Sebastian Mallaby z Council on Foreign Relations i publicysta „The Washington Post” wyjaśnia, w jaki sposób Rosjanie przygotowywali się od aneksji Krymu na zachodnie sankcje i co w tym czasie robiła Europa.
Zdaniem Mallaby, Europa nie chce się poświęcać. Od aneksji Krymu, zamiast zmniejszać uzależnienie od rosyjskich surowców energetycznych, jeszcze je zwiększyła o prawie 2 proc., kupując węgiel i gaz. Zamiast niwelować zadłużanie – jeszcze go zwiększyła na poczet konsumpcji.
Mallaby powołuje się na dane Matthewa C. Kleina, który w biuletynie „Overshoot” wykazał, w jaki sposób Rosja wykorzystała ostatnie osiem lat, by zmniejszyć podatność na sankcje. Przede wszystkim władze zmusiły obywateli do obniżenia poziomu życia, zmniejszając o ponad jedną czwartą konsumpcję w oparciu o towary importowane z zagranicy. Rosyjskie firmy spłaciły zagranicznych wierzycieli, zmniejszając zadłużenie zagraniczne o jedną trzecią. Rząd zaczął także gromadzić rezerwy złota i waluty obcej.
Wesprzyj nas już teraz!
Dzięki tym wyrzeczeniom „Rosja umocniła się przeciwko ekonomicznej broni Zachodu. Bank centralny ma fundusz na „czarną godzinę” o wartości 630 miliardów dolarów. Nawet jeśli sankcje zablokowałyby 100 procent rosyjskiego eksportu na cały rok, kraj mógłby nadal importować na dotychczasowym poziomie i mieć rezerwy walutowe” – czytamy.
Mallaby zwraca uwagę, że pierwsze co zrobił prezydent Biden, to zakazał amerykańskim inwestorom kupowania rosyjskich obligacji. „Ale Rosja nie musi pożyczać od Amerykanów” – pisze, dodając, że można to zrobić za pomocą innych chętnych pośredników.
Przypomina, że Europa w tym samym czasie jeszcze bardziej uzależniła się ekonomicznie od Moskwy. W 2013 roku Unia Europejska importowała około 135 miliardów metrów sześciennych rosyjskiego gazu ziemnego, a już około 2019 roku było to 166 miliardów metrów sześciennych, czyli o prawie jedną czwartą więcej. Wzrósł także rosyjski eksport węgla do Europy.
„Wśród wielkich fanfar Niemcy (w końcu) zamroziły proces certyfikacji ukończonego, ale jeszcze nie działającego gazociągu Nord Stream 2, który miał podwoić dostawy gazu ziemnego z Rosji. To działanie alkoholika, który pogłębiwszy już swoje uzależnienie, zobowiązuje się nie uzupełniać regularnej wieczornej podaży whisky dodatkową porcją w porze lunchu” – kpi Mallaby, dodając, że biorąc pod uwagę obecne potrzeby importowe, Rosja może bez problemu przetrwać bez projektu Nord Stream 2.

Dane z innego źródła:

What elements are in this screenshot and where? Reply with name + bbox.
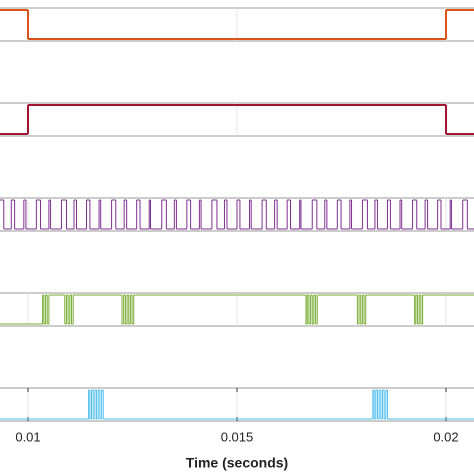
x-tick-label: 0.015	[221, 429, 254, 444]
x-axis-label: Time (seconds)	[186, 455, 288, 471]
x-tick-label: 0.02	[433, 429, 458, 444]
x-tick-label: 0.01	[15, 429, 40, 444]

Jego zdaniem, sankcje są stanowczo za słabe i ogłoszone za późno. Spętanie rosyjskich banków, czy obłożenie sankcjami „kumpli” Putina tez nic nie da. „Rosyjskie firmy, które chcą robić interesy na Zachodzie, znajdą alternatywnych partnerów finansowych” – przekonuje. Zakaz eksportu wrażliwych technologii może dać efekty w dalszej perspektywie.

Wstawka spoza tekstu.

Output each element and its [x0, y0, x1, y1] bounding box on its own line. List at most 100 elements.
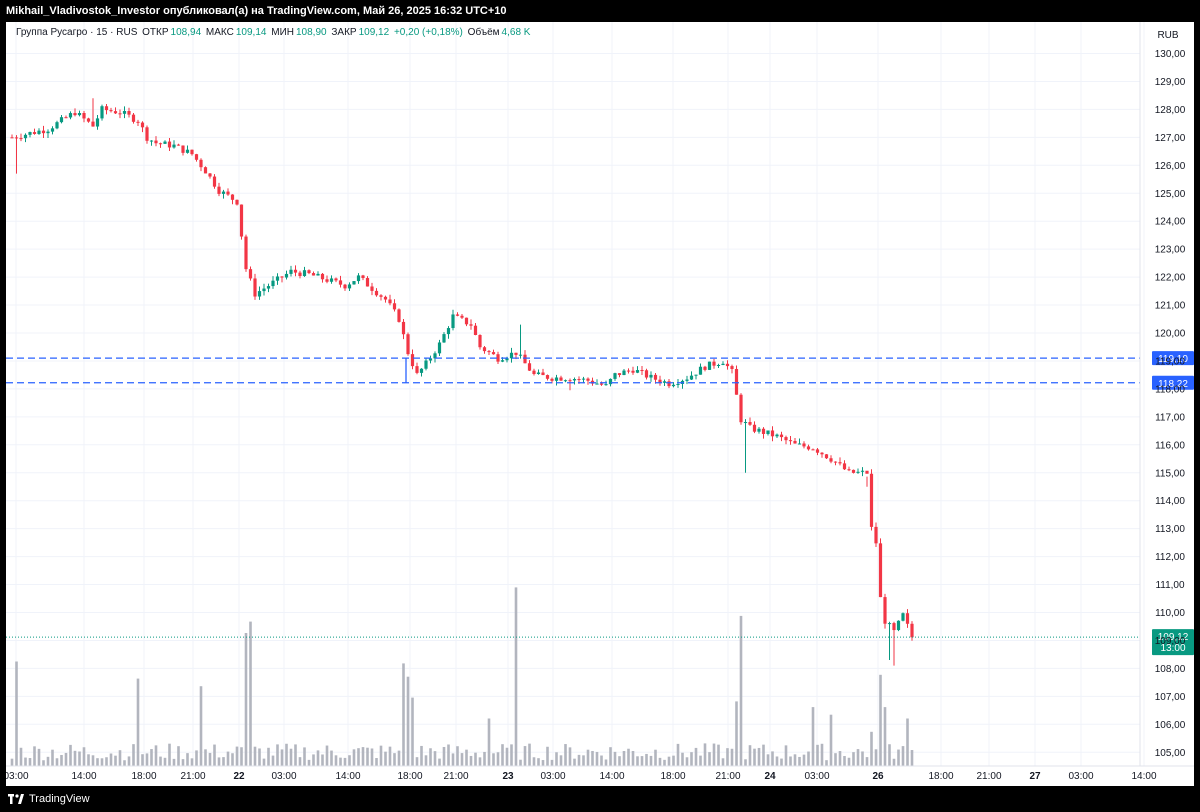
volume-bar — [190, 758, 194, 766]
volume-bar — [721, 758, 725, 766]
volume-bar — [510, 744, 513, 766]
legend-volume-label: Объём — [467, 27, 500, 38]
candle-body — [91, 121, 95, 127]
price-tick-label: 124,00 — [1155, 217, 1186, 228]
candle-body — [824, 454, 829, 459]
candle-body — [199, 159, 203, 168]
time-tick-label: 03:00 — [271, 771, 296, 782]
price-axis[interactable]: RUB 130,00 129,00 128,00 127,00 126,00 125,00 1… — [1139, 22, 1186, 766]
volume-bar — [10, 758, 14, 766]
volume-bar — [64, 752, 68, 766]
candle-body — [874, 526, 878, 544]
candle-body — [896, 620, 901, 631]
legend-volume: 4,68 K — [501, 27, 531, 38]
candle-body — [122, 111, 127, 114]
candle-body — [622, 370, 626, 376]
last-price-countdown: 13:00 — [1160, 643, 1185, 654]
candle-body — [379, 295, 383, 297]
candle-body — [59, 117, 64, 123]
volume-bar — [451, 753, 455, 766]
candle-body — [14, 137, 19, 139]
volume-bar — [132, 744, 135, 766]
volume-bar — [838, 751, 842, 766]
price-tick-label: 122,00 — [1155, 273, 1186, 284]
price-tick-label: 118,00 — [1155, 384, 1185, 395]
candle-body — [28, 132, 32, 135]
legend-open: 108,94 — [170, 27, 202, 38]
volume-bar — [811, 707, 815, 766]
candle-body — [559, 377, 563, 381]
candle-body — [730, 366, 734, 369]
volume-bar — [892, 758, 896, 766]
volume-bar — [19, 747, 23, 766]
candle-body — [766, 430, 770, 434]
candle-body — [203, 167, 208, 174]
candle-body — [473, 325, 478, 335]
candle-body — [595, 383, 599, 385]
candle-body — [491, 352, 496, 355]
candle-body — [712, 361, 716, 366]
candle-body — [293, 269, 298, 273]
volume-bar — [334, 755, 338, 766]
candle-body — [401, 321, 406, 335]
symbol-legend: Группа Русагро · 15 · RUS ОТКР 108,94 МАК… — [16, 27, 532, 38]
volume-bar — [208, 752, 212, 766]
volume-bar — [433, 751, 437, 766]
volume-bar — [627, 748, 630, 766]
volume-bar — [375, 758, 378, 766]
candle-body — [613, 373, 617, 379]
candle-body — [689, 375, 694, 380]
candle-body — [496, 354, 500, 362]
candle-body — [95, 118, 100, 127]
candle-body — [536, 372, 541, 375]
candle-body — [563, 380, 568, 382]
volume-bar — [343, 757, 347, 766]
volume-bar — [784, 745, 788, 766]
volume-bar — [217, 757, 221, 766]
candle-body — [446, 328, 451, 335]
volume-bar — [874, 749, 878, 766]
legend-low: 108,90 — [295, 27, 327, 38]
volume-bar — [595, 751, 599, 766]
candle-body — [676, 383, 680, 385]
candle-body — [392, 303, 397, 310]
volume-bar — [577, 754, 581, 766]
candle-body — [329, 278, 334, 282]
volume-bar — [591, 750, 594, 766]
volume-bar — [676, 743, 680, 766]
candle-body — [46, 131, 50, 134]
candle-body — [802, 443, 806, 447]
volume-bar — [298, 757, 302, 766]
candle-body — [883, 597, 887, 624]
time-tick-label: 21:00 — [715, 771, 740, 782]
candle-body — [109, 110, 113, 112]
candle-body — [23, 134, 28, 139]
volume-bar — [888, 744, 891, 766]
candle-body — [451, 314, 455, 329]
chart-area[interactable]: 119,10 118,22 109,12 13:00 RUB 130,00 129,00… — [6, 22, 1194, 786]
candle-body — [815, 449, 820, 453]
candle-body — [698, 366, 703, 375]
volume-bar — [681, 752, 684, 766]
volume-bar — [316, 750, 320, 766]
candle-body — [577, 379, 581, 381]
level-label: 119,10 — [1158, 354, 1188, 365]
candle-body — [775, 434, 779, 437]
volume-bar — [280, 749, 284, 766]
legend-high: 109,14 — [235, 27, 267, 38]
candle-body — [455, 314, 460, 316]
time-tick-label: 18:00 — [928, 771, 953, 782]
candle-body — [797, 443, 802, 445]
volume-bar — [105, 757, 108, 766]
tradingview-logo[interactable]: TradingView — [8, 786, 90, 812]
volume-bar — [420, 745, 423, 766]
volume-bar — [897, 749, 900, 766]
candle-body — [905, 613, 910, 624]
time-axis[interactable]: 03:00 14:00 18:00 21:00 22 03:00 14:00 18:00 21:… — [6, 765, 1194, 782]
candle-body — [419, 368, 424, 373]
legend-symbol[interactable]: Группа Русагро · 15 · RUS — [16, 27, 138, 38]
legend-close-label: ЗАКР — [331, 27, 357, 38]
volume-bar — [825, 760, 828, 766]
volume-bar — [528, 743, 531, 766]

Przyznaje, że jedynie odcięcie Moskwy od systemu SWIFT, za pomocą którego banki wymieniają komunikaty o płatnościach, mogłoby znacznie skomplikować handel między Zachodem a Rosją i faktycznie narobić problemów Putinowi. No bo cóż z tego, że Bank Centralny ma rezerwy, skoro nie będzie mógł ich użyć na opłacenie importu – puentuje.